Safe and Reliable Two-Stage Online Offloading Algorithm for Transportation Cyber-Physical Systems

In order to address the issue of insufficient task offloading decisions in vehicle networks of transportation cyber-physical systems (TCPS) because of multitasking and resource constraints, this study presents a quasi-Newton deep reinforcement learning-based two-stage online offloading (QNRLO) algorithm. Computer simulation experiments show that the approach performs exceptionally well in terms of convergence under various conditions and parameter configurations. Most of the trials are carried out in a simulated setting, and further real-world scenarios may be required to confirm the algorithm’s efficacy. This methodology initially implements batch normalization techniques to enhance the training process of the deep neural network, subsequently utilizing the quasi-Newton method for optimization to successfully approximate the ideal answer.
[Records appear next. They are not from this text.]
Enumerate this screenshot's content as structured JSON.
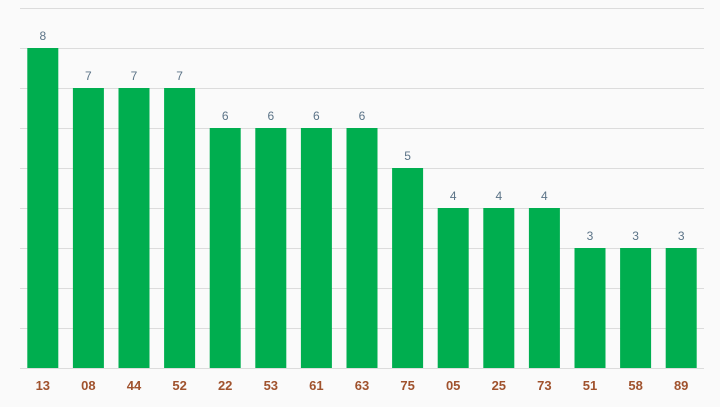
{
  "chart_data": {
    "type": "bar",
    "categories": [
      "13",
      "08",
      "44",
      "52",
      "22",
      "53",
      "61",
      "63",
      "75",
      "05",
      "25",
      "73",
      "51",
      "58",
      "89"
    ],
    "values": [
      8,
      7,
      7,
      7,
      6,
      6,
      6,
      6,
      5,
      4,
      4,
      4,
      3,
      3,
      3
    ],
    "ylim": [
      0,
      9
    ],
    "grid": true,
    "legend": "none",
    "colors": {
      "bar": "#00ae4f",
      "data_label": "#5b7387",
      "tick_label": "#a0522d",
      "grid": "#dcdcdc",
      "background": "#fafafa"
    }
  }
}
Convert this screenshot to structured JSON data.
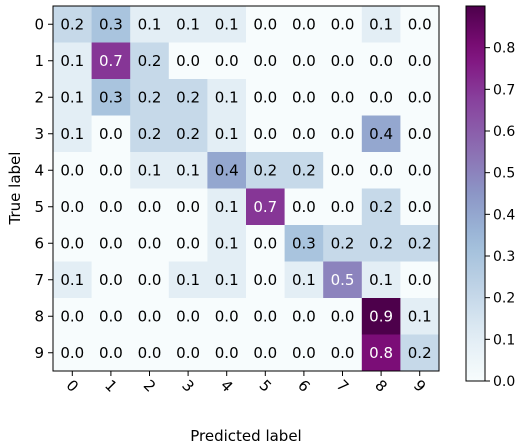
{
  "chart_data": {
    "type": "heatmap",
    "title": "",
    "xlabel": "Predicted label",
    "ylabel": "True label",
    "x_categories": [
      "0",
      "1",
      "2",
      "3",
      "4",
      "5",
      "6",
      "7",
      "8",
      "9"
    ],
    "y_categories": [
      "0",
      "1",
      "2",
      "3",
      "4",
      "5",
      "6",
      "7",
      "8",
      "9"
    ],
    "values": [
      [
        0.2,
        0.3,
        0.1,
        0.1,
        0.1,
        0.0,
        0.0,
        0.0,
        0.1,
        0.0
      ],
      [
        0.1,
        0.7,
        0.2,
        0.0,
        0.0,
        0.0,
        0.0,
        0.0,
        0.0,
        0.0
      ],
      [
        0.1,
        0.3,
        0.2,
        0.2,
        0.1,
        0.0,
        0.0,
        0.0,
        0.0,
        0.0
      ],
      [
        0.1,
        0.0,
        0.2,
        0.2,
        0.1,
        0.0,
        0.0,
        0.0,
        0.4,
        0.0
      ],
      [
        0.0,
        0.0,
        0.1,
        0.1,
        0.4,
        0.2,
        0.2,
        0.0,
        0.0,
        0.0
      ],
      [
        0.0,
        0.0,
        0.0,
        0.0,
        0.1,
        0.7,
        0.0,
        0.0,
        0.2,
        0.0
      ],
      [
        0.0,
        0.0,
        0.0,
        0.0,
        0.1,
        0.0,
        0.3,
        0.2,
        0.2,
        0.2
      ],
      [
        0.1,
        0.0,
        0.0,
        0.1,
        0.1,
        0.0,
        0.1,
        0.5,
        0.1,
        0.0
      ],
      [
        0.0,
        0.0,
        0.0,
        0.0,
        0.0,
        0.0,
        0.0,
        0.0,
        0.9,
        0.1
      ],
      [
        0.0,
        0.0,
        0.0,
        0.0,
        0.0,
        0.0,
        0.0,
        0.0,
        0.8,
        0.2
      ]
    ],
    "colorbar": {
      "range": [
        0.0,
        0.9
      ],
      "ticks": [
        "0.0",
        "0.1",
        "0.2",
        "0.3",
        "0.4",
        "0.5",
        "0.6",
        "0.7",
        "0.8"
      ]
    },
    "colormap": "BuPu",
    "grid": false,
    "x_tick_rotation_deg": 45
  }
}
According to the experimental results, the QNRLO algorithm’s loss function and normalized computation rate have converged after 2,000 iterations, demonstrating the algorithm’s excellent stability and dependability. The findings demonstrate that the computational load and training time can be further optimized by appropriately adjusting certain parameters without compromising convergence performance. Furthermore, the technique incorporates system transmission time allocation into the TCPS model, hence augmenting the model’s practicality. The proposed approach markedly enhances the efficiency and stability of job offloading compared to previous algorithms, effectively addressing task offloading challenges in TCPS and exhibiting considerable applicability and reliability.